No solo los conductores están en peligro
Con el calor del verano, más personas salen a la calle a pie, en bicicleta o en patinete eléctrico. Así, en la vía coinciden a la vez muchos usuarios mucho más vulnerables ante un posible choque.
Según los expertos, esta es otra de las razones importantes detrás del aumento de accidentes. Y si a eso le sumamos que el calor merma la atención de los conductores, la combinación de ambos factores multiplica el riesgo.
¿Por qué nos creemos mejores conductores de lo que somos?
Hay un fenómeno psicológico curioso: la mayoría de los conductores considera que su forma de conducir está por encima de la media. Estadísticamente, eso es imposible.
Para Carlos Alós-Ferrer, el calor es especialmente peligroso precisamente porque no distingue. Da igual la experiencia que tengas: las temperaturas altas pueden reducir la concentración y ralentizar los reflejos de cualquiera. Y muchas veces no percibimos el cambio, porque tenemos la sensación de conducir igual que siempre.
Así puedes conducir más seguro en los días de más calor
Lo más importante es tener presente que con el calor no solo tú, sino también el resto de los usuarios de la vía, puede reaccionar más despacio.
Conviene mantener una mayor distancia de seguridad, dejar más margen para frenar y bajar el ritmo habitual. Reducir la velocidad apenas unos kilómetros por hora puede suponer segundos valiosos ante un imprevisto.
Antes de salir, asegúrate de estar bien hidratado y, si puedes, refresca el habitáculo del coche. Si vas a hacer un trayecto largo, para a descansar con regularidad.
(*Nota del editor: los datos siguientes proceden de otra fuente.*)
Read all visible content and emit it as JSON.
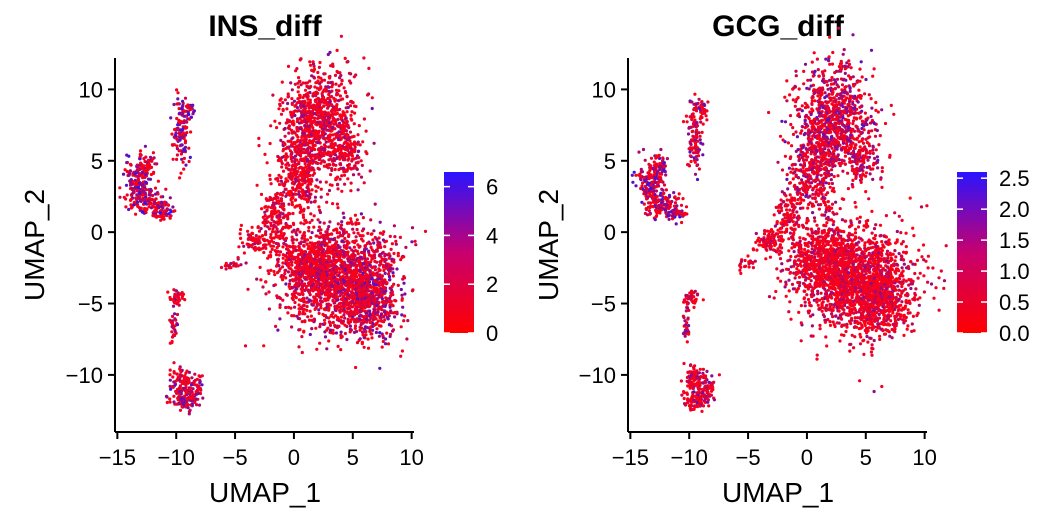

Presta también especial atención a peatones, ciclistas y usuarios de patinete, porque sufren los efectos del calor igual que tú y, además, son mucho más vulnerables en caso de colisión.
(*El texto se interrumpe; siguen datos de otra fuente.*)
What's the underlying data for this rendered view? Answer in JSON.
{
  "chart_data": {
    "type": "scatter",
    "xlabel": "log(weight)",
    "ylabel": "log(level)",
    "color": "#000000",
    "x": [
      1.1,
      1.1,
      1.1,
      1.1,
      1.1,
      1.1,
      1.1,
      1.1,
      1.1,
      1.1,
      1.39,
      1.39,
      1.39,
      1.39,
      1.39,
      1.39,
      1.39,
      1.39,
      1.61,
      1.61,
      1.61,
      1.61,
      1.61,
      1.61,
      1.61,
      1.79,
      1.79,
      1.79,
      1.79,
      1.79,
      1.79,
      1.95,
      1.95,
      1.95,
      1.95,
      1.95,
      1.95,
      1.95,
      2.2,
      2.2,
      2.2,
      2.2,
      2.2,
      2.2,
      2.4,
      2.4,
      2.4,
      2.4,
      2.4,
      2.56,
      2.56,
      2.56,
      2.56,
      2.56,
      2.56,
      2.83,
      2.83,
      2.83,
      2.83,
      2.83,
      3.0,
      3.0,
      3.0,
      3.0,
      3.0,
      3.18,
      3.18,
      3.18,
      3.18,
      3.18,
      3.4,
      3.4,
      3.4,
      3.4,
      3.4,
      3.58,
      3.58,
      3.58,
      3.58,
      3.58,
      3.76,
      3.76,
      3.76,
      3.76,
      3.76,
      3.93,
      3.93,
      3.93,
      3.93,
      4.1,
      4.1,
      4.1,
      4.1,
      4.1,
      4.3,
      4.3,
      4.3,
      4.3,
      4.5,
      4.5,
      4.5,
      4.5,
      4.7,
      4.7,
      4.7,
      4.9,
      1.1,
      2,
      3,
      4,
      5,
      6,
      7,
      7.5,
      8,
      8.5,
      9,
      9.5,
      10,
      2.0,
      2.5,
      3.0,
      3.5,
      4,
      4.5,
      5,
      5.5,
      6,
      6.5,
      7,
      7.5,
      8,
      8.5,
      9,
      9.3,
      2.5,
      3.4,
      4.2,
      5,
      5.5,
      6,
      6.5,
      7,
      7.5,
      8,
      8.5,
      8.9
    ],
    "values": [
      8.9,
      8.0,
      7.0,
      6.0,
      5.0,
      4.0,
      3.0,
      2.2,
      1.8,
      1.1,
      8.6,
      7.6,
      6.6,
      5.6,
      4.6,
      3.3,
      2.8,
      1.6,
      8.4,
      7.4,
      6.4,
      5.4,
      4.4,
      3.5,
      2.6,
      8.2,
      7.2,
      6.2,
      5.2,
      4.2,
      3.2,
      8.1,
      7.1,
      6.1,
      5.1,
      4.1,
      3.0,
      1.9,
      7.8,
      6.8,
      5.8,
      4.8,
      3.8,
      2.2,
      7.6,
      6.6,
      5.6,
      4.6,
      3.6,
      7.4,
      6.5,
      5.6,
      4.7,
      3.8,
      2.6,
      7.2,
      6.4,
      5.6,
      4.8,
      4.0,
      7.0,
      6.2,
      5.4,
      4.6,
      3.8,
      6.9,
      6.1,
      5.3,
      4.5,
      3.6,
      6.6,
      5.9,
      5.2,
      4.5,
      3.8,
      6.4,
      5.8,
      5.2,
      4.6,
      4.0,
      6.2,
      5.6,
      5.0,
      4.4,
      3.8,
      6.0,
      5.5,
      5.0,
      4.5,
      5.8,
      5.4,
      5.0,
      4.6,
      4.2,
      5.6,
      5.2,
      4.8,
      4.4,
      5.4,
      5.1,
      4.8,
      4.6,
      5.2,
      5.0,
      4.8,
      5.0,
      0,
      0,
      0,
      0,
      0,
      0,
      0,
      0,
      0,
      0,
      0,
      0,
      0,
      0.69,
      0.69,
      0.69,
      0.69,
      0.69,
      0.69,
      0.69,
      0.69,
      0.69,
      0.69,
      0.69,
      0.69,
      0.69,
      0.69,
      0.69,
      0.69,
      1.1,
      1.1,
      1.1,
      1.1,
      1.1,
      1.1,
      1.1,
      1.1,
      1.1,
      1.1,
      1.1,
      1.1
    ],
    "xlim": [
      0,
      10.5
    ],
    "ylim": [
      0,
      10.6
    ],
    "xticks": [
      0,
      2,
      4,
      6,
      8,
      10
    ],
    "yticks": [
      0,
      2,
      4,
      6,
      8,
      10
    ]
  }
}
Y si puedes elegir, evita las horas más calurosas y opta por desplazarte a primera hora de la mañana o al caer la tarde. Quien pueda permitírselo, incluso el teletrabajo o el horario flexible ayudan a reducir los riesgos de conducir bajo el calor.
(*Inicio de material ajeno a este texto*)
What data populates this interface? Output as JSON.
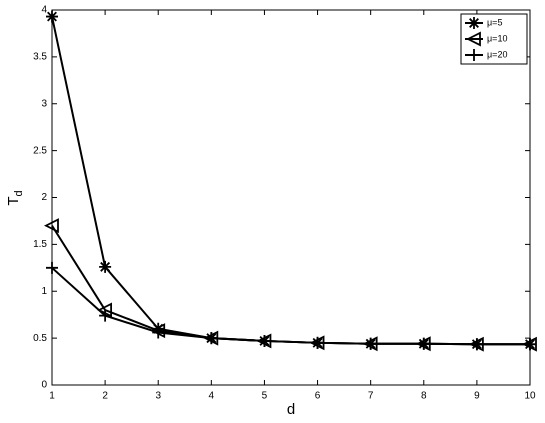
{
  "chart_data": {
    "type": "line",
    "xlabel": "d",
    "ylabel": {
      "text": "T",
      "subscript": "d"
    },
    "x": [
      1,
      2,
      3,
      4,
      5,
      6,
      7,
      8,
      9,
      10
    ],
    "series": [
      {
        "name": "μ=5",
        "color": "#000000",
        "marker": "asterisk",
        "values": [
          3.93,
          1.26,
          0.6,
          0.5,
          0.47,
          0.45,
          0.44,
          0.44,
          0.435,
          0.435
        ]
      },
      {
        "name": "μ=10",
        "color": "#000000",
        "marker": "triangle-left",
        "values": [
          1.7,
          0.8,
          0.58,
          0.5,
          0.47,
          0.45,
          0.44,
          0.44,
          0.435,
          0.435
        ]
      },
      {
        "name": "μ=20",
        "color": "#000000",
        "marker": "plus",
        "values": [
          1.25,
          0.74,
          0.56,
          0.5,
          0.47,
          0.45,
          0.44,
          0.44,
          0.435,
          0.435
        ]
      }
    ],
    "xlim": [
      1,
      10
    ],
    "xticks": [
      1,
      2,
      3,
      4,
      5,
      6,
      7,
      8,
      9,
      10
    ],
    "ylim": [
      0,
      4
    ],
    "yticks": [
      0,
      0.5,
      1,
      1.5,
      2,
      2.5,
      3,
      3.5,
      4
    ],
    "grid": false,
    "legend": "upper right"
  }
}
Conducir en verano exige más atención
Con el cambio climático, las olas de calor son cada vez más frecuentes y prolongadas, así que la seguridad vial en verano plantea nuevos retos a los conductores. Los coches mejoran sin parar, pero el factor de seguridad más importante sigue siendo la persona.
Ser conscientes de que el calor intenso empeora, sin que lo notemos, nuestra concentración y nuestras decisiones ya es un paso importante hacia una conducción más segura. Frente al calor no solo merece la pena proteger el cuerpo, sino también adaptar nuestra forma de conducir.
¿Realmente el calor afecta a la conducción?
Sí. Las temperaturas altas reducen la concentración, ralentizan el tiempo de reacción y afectan a la toma de decisiones, lo que puede favorecer errores al volante que no se cometerían en un día templado.
¿No basta con el aire acondicionado del coche?
No del todo. Aunque el aire acondicionado ayuda, la realidad es más compleja: el sol deslumbrante, la fatiga y otros factores siguen influyendo en la atención del conductor.
¿Cómo sé si el calor ya está afectando a mi conducción?
Algunas señales son la dificultad para concentrarte, la irritabilidad, los bostezos frecuentes, tardar más en detectar peligros o mostrarte más impaciente en el tráfico. Ante estos síntomas, conviene hacer una pausa.
¿Qué puedo hacer para conducir más seguro con calor?
Mantén más distancia de seguridad, reduce la velocidad, hidrátate bien, refresca el habitáculo y descansa en los trayectos largos. Si puedes, evita las horas centrales del día y conduce por la mañana temprano o al atardecer.